Unfortunately, while I think Carr has done a good job of explaining the drivers for and benefits of utility computing, I don't really see any ground breaking observations here. He does make a good point about the management mindset being a barrier to utility computing, but I think he fails to consider how organisations will manage the risks associated with utility computing and the nature of change possible in the digital world. I was also interested to note that he makes no mention of wireless and mobile computing or peer-to-peer networks.
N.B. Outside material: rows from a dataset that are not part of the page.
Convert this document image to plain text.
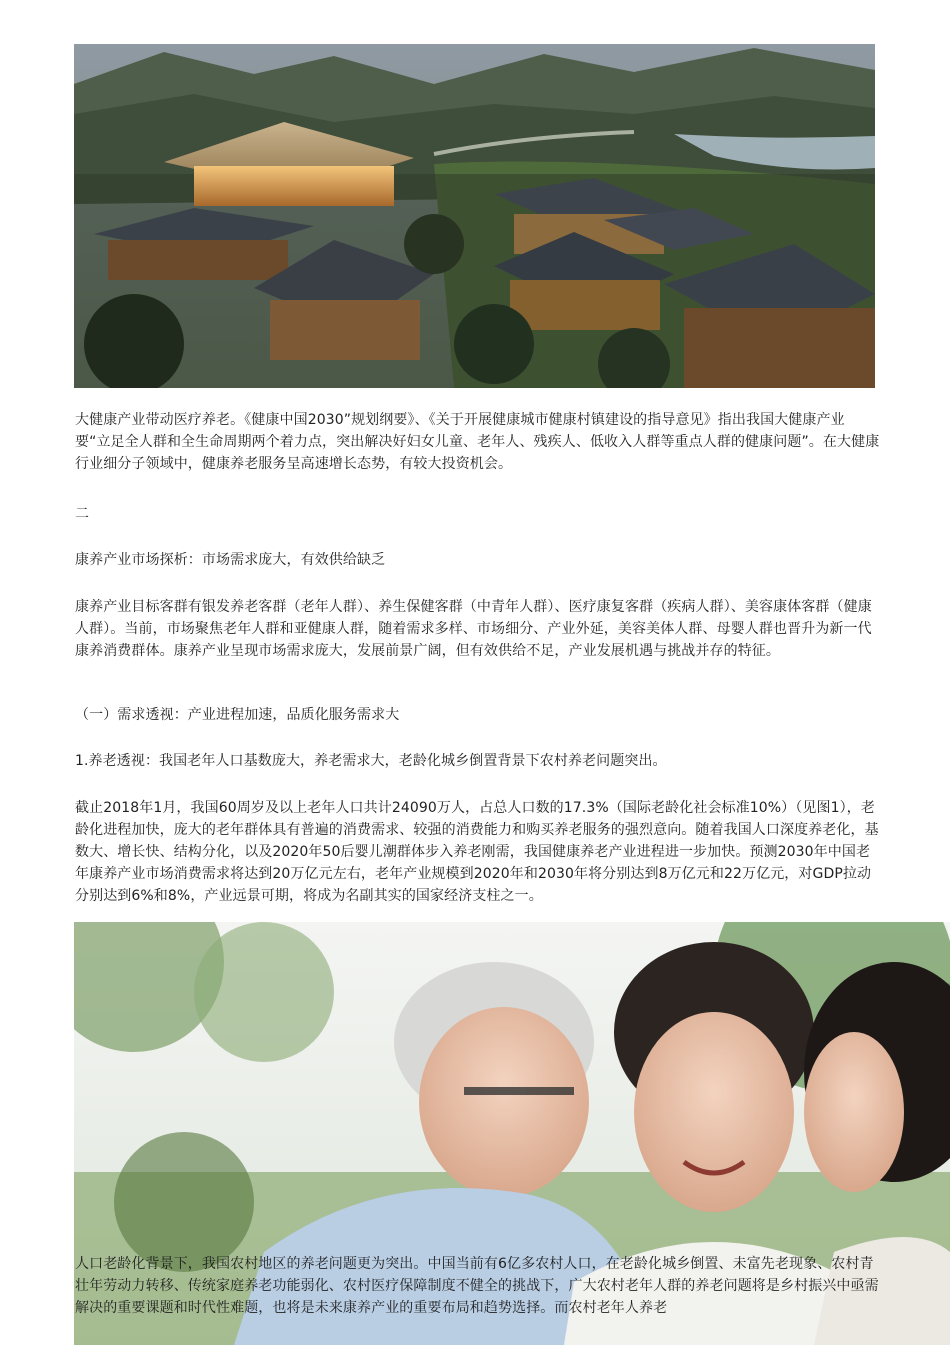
大健康产业带动医疗养老。《健康中国2030”规划纲要》、《关于开展健康城市健康村镇建设的指导意见》指出我国大健康产业要“立足全人群和全生命周期两个着力点，突出解决好妇女儿童、老年人、残疾人、低收入人群等重点人群的健康问题”。在大健康行业细分子领域中，健康养老服务呈高速增长态势，有较大投资机会。

二

康养产业市场探析：市场需求庞大，有效供给缺乏

康养产业目标客群有银发养老客群（老年人群）、养生保健客群（中青年人群）、医疗康复客群（疾病人群）、美容康体客群（健康人群）。当前，市场聚焦老年人群和亚健康人群，随着需求多样、市场细分、产业外延，美容美体人群、母婴人群也晋升为新一代康养消费群体。康养产业呈现市场需求庞大，发展前景广阔，但有效供给不足，产业发展机遇与挑战并存的特征。

（一）需求透视：产业进程加速，品质化服务需求大

1.养老透视：我国老年人口基数庞大，养老需求大，老龄化城乡倒置背景下农村养老问题突出。

截止2018年1月，我国60周岁及以上老年人口共计24090万人，占总人口数的17.3%（国际老龄化社会标准10%）（见图1），老龄化进程加快，庞大的老年群体具有普遍的消费需求、较强的消费能力和购买养老服务的强烈意向。随着我国人口深度养老化，基数大、增长快、结构分化，以及2020年50后婴儿潮群体步入养老刚需，我国健康养老产业进程进一步加快。预测2030年中国老年康养产业市场消费需求将达到20万亿元左右，老年产业规模到2020年和2030年将分别达到8万亿元和22万亿元，对GDP拉动分别达到6%和8%，产业远景可期，将成为名副其实的国家经济支柱之一。

人口老龄化背景下，我国农村地区的养老问题更为突出。中国当前有6亿多农村人口，在老龄化城乡倒置、未富先老现象、农村青壮年劳动力转移、传统家庭养老功能弱化、农村医疗保障制度不健全的挑战下，广大农村老年人群的养老问题将是乡村振兴中亟需解决的重要课题和时代性难题，也将是未来康养产业的重要布局和趋势选择。而农村老年人养老
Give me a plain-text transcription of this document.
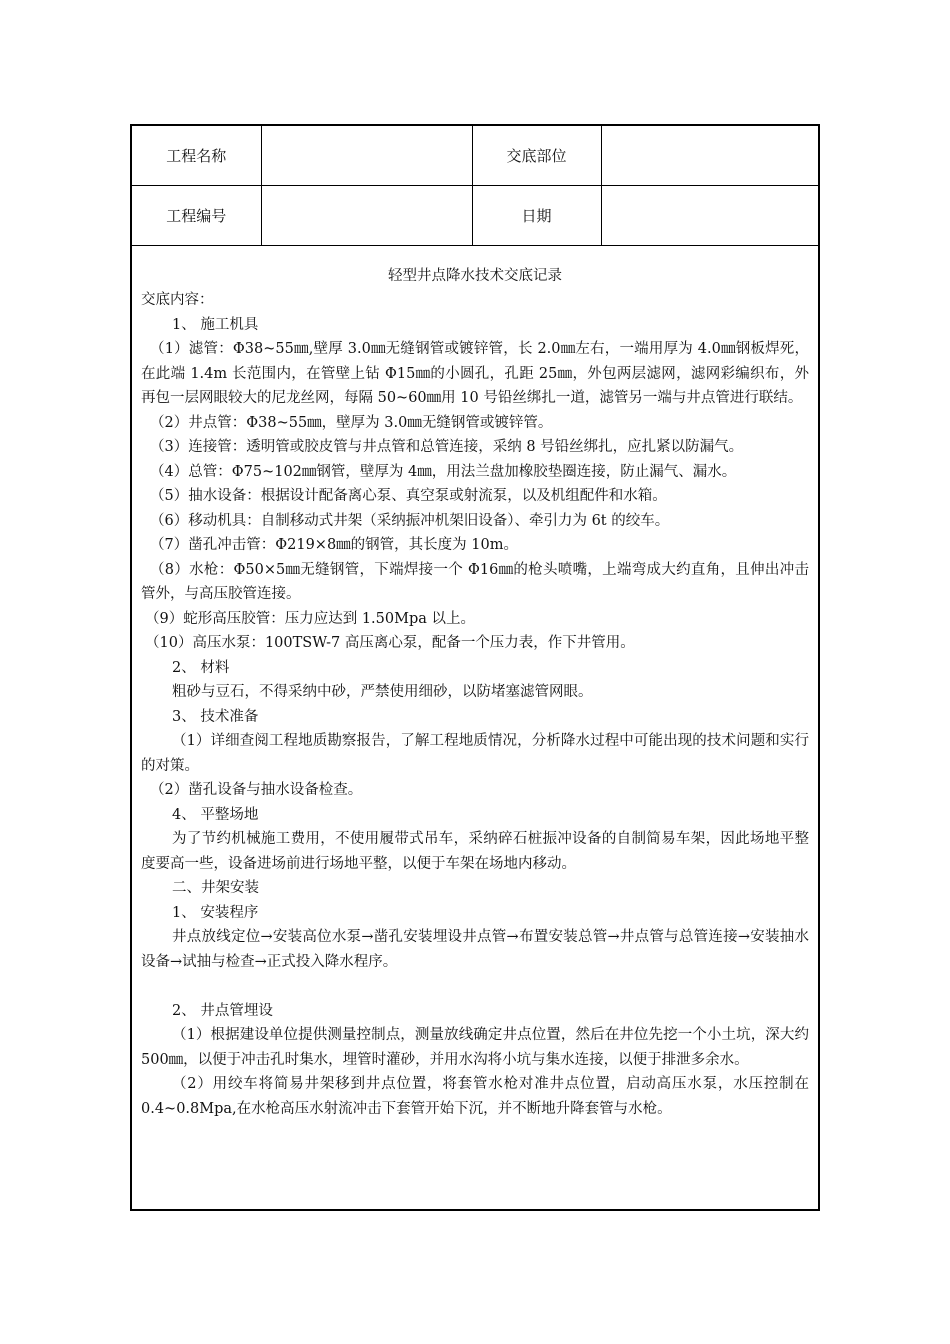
工程名称		交底部位	
工程编号		日期	
轻型井点降水技术交底记录

交底内容：

1、 施工机具

（1）滤管：Φ38~55㎜,壁厚 3.0㎜无缝钢管或镀锌管，长 2.0㎜左右，一端用厚为 4.0㎜钢板焊死，在此端 1.4m 长范围内，在管壁上钻 Φ15㎜的小圆孔，孔距 25㎜，外包两层滤网，滤网彩编织布，外再包一层网眼较大的尼龙丝网，每隔 50~60㎜用 10 号铅丝绑扎一道，滤管另一端与井点管进行联结。

（2）井点管：Φ38~55㎜，壁厚为 3.0㎜无缝钢管或镀锌管。

（3）连接管：透明管或胶皮管与井点管和总管连接，采纳 8 号铅丝绑扎，应扎紧以防漏气。

（4）总管：Φ75~102㎜钢管，壁厚为 4㎜，用法兰盘加橡胶垫圈连接，防止漏气、漏水。

（5）抽水设备：根据设计配备离心泵、真空泵或射流泵，以及机组配件和水箱。

（6）移动机具：自制移动式井架（采纳振冲机架旧设备）、牵引力为 6t 的绞车。

（7）凿孔冲击管：Φ219×8㎜的钢管，其长度为 10m。

（8）水枪：Φ50×5㎜无缝钢管，下端焊接一个 Φ16㎜的枪头喷嘴，上端弯成大约直角，且伸出冲击管外，与高压胶管连接。

（9）蛇形高压胶管：压力应达到 1.50Mpa 以上。

（10）高压水泵：100TSW-7 高压离心泵，配备一个压力表，作下井管用。

2、 材料

粗砂与豆石，不得采纳中砂，严禁使用细砂，以防堵塞滤管网眼。

3、 技术准备

（1）详细查阅工程地质勘察报告，了解工程地质情况，分析降水过程中可能出现的技术问题和实行的对策。

（2）凿孔设备与抽水设备检查。

4、 平整场地

为了节约机械施工费用，不使用履带式吊车，采纳碎石桩振冲设备的自制简易车架，因此场地平整度要高一些，设备进场前进行场地平整，以便于车架在场地内移动。

二、井架安装

1、 安装程序

井点放线定位→安装高位水泵→凿孔安装埋设井点管→布置安装总管→井点管与总管连接→安装抽水设备→试抽与检查→正式投入降水程序。

2、 井点管埋设

（1）根据建设单位提供测量控制点，测量放线确定井点位置，然后在井位先挖一个小土坑，深大约 500㎜，以便于冲击孔时集水，埋管时灌砂，并用水沟将小坑与集水连接，以便于排泄多余水。

（2）用绞车将简易井架移到井点位置，将套管水枪对准井点位置，启动高压水泵，水压控制在 0.4~0.8Mpa,在水枪高压水射流冲击下套管开始下沉，并不断地升降套管与水枪。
Now, along the way to finding this new article I discovered that Carr how has his own blog, called Rough Type. One of his recent posts outlines his thoughts on RSS as the next “killer protocol for push media”. But what makes this post worth mentioning is the cheeky comment from Wired that points to a May 2004 article in that magazine where they had already revisited their 1997 predictions about push technology. In the later article, Wired comments that:
“But while the vision has become vivid once more, the seamless Web of the original push fantasy is almost as far away as ever. This is because the Web has grown far bigger, more diverse, more open, and messier. It cannot be unified by a single easy-to-learn, concretely useful specification like RSS... But one of the things we have learned since push is that at the level of real applications, we will continue to live in a world of translations, patches, interruptions, incomplete instructions, neat tricks, false hopes, and a receding universality that's always almost just as far away. Paradoxically, this is a sign that the progress is real.”
An interesting thought considering Carr's ideas on utility computing.